Massive biological datasets are available in various sources. To answer a biological question (e.g., “which are the genes involved in a given disease?”), life scientists query and mine such datasets using various techniques. Each technique provides a list of results usually ranked by importance (e.g., a list of ranked genes). Combining the results obtained by various techniques, that is, combining ranked lists of elements into one list of elements is of paramount importance to help life scientists make the most of various results and prioritize further investigations. Rank aggregation techniques are particularly well-fitted with this context as they take in a set of rankings and provide a consensus, that is, a single ranking which is the “closest” to the input rankings. However, (i) the problem of rank aggregation is NP-hard in most cases (using an exact algorithm is currently not possible for more than a few dozens of elements) and (ii) several (possibly very different) exact solutions can be obtained. As answer to (i), many heuristics and approximation algorithms have been proposed. However, heuristics cannot guarantee how far from an exact solution the consensus ranking will be, and the approximation ratio of approximation algorithms dedicated to the problem is fairly high (not less than 3/2). No solution has yet been proposed to help true-users dealing with the problem encountered in point (ii).

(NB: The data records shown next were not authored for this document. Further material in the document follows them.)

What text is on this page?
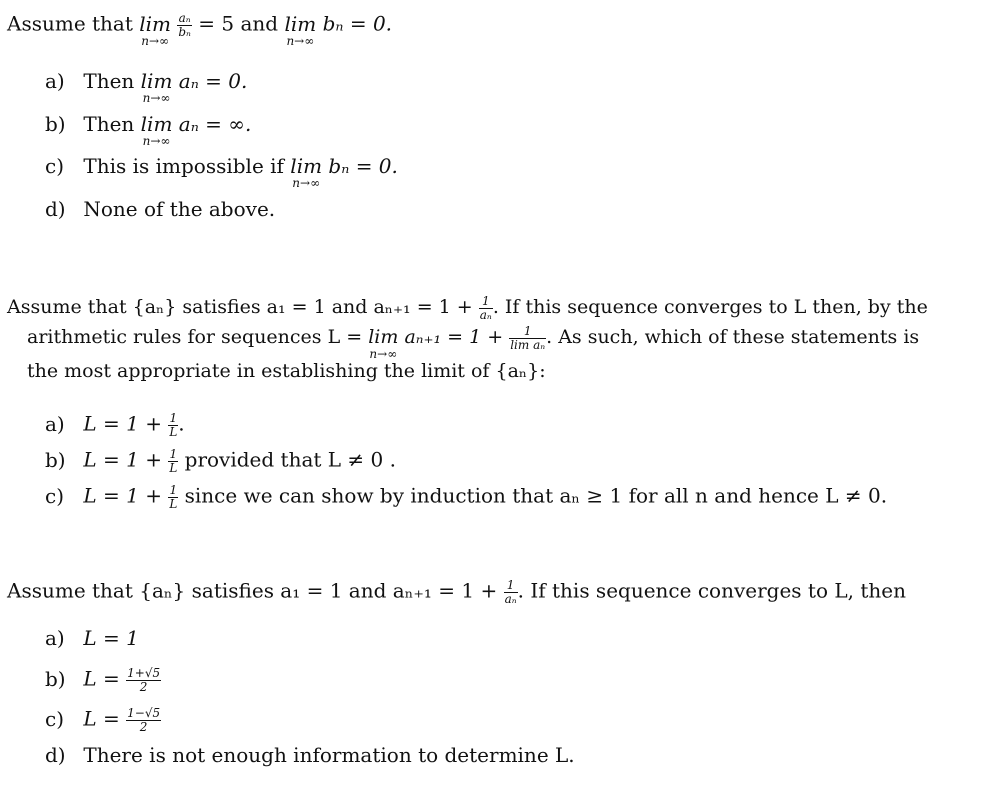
Assume that lim
n→∞

$\frac{\text{aₙ}}{\text{bₙ}} = 5$ and lim
n→∞
bₙ = 0.
a) Then lim
n→∞
aₙ = 0.
b) Then lim
n→∞
aₙ = ∞.
c) This is impossible if lim
n→∞
bₙ = 0.
d) None of the above.
Assume that {aₙ} satisfies a₁ = 1 and $a_{n+1} = 1 + \frac{1}{\text{aₙ}}$ . If this sequence converges to L then, by the
arithmetic rules for sequences L = lim
n→∞
$a_{n+1} = 1 + \frac{1}{\text{lim aₙ}}$ . As such, which of these statements is
the most appropriate in establishing the limit of {aₙ}:
a) $L = 1 + \frac{1}{L}$ .
b) $L = 1 + \frac{1}{L}$ provided that L ≠ 0 .
c) $L = 1 + \frac{1}{L}$ since we can show by induction that aₙ ≥ 1 for all n and hence L ≠ 0.
Assume that {aₙ} satisfies a₁ = 1 and $a_{n+1} = 1 + \frac{1}{\text{aₙ}}$ . If this sequence converges to L, then
a) L = 1
b) $L = \frac{1+√5}{2}$
c) $L = \frac{1-√5}{2}$
d) There is not enough information to determine L.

In this paper we present a complete system able to perform rank aggregation of massive biological datasets. Our solution is efficient as it is based on an original partitioning method making it possible to compute a high-quality consensus using an exact algorithm in a large number of cases. Our solution is robust as it clearly identifies for the user groups of elements whose relative order is the same in any optimal solution. These features provide answers to points (i) and (ii) and lie in mathematical bases offering guarantees on the computed result. Also, our solution is effective as it has been implemented into a real tool, ConquR-BioV2 is used for the life science community, and evaluated at large-scale using a very large number of datasets.



中文翻译:

海量生物数据集的高效、稳健和有效的秩聚合

海量生物数据集可从各种来源获得。为了回答生物学问题(例如,“哪些基因与特定疾病有关?”),生命科学家使用各种技术查询和挖掘此类数据集。每种技术都提供通常按重要性排列的结果列表(例如,排序基因的列表)。结合各种技术获得的结果,即将排序的元素列表合并为一个元素列表,对于帮助生命科学家充分利用各种结果并确定进一步研究的优先顺序至关重要。排名聚合技术特别适合这种情况,因为它们采用一组排名并提供共识,即与输入排名“最接近”的单一排名。然而,(i) 在大多数情况下,秩聚合问题是 NP-hard 问题(对于超过几十个元素,目前不可能使用精确算法),并且(ii)可以获得几个(可能非常不同的)精确解. 作为对(i)的回答,已经提出了许多启发式和近似算法。然而,启发式无法保证共识排序离精确解有多远,针对该问题的逼近算法的逼近率相当高(不少于3/2)。尚未提出任何解决方案来帮助真正的用户处理第 (ii) 点中遇到的问题。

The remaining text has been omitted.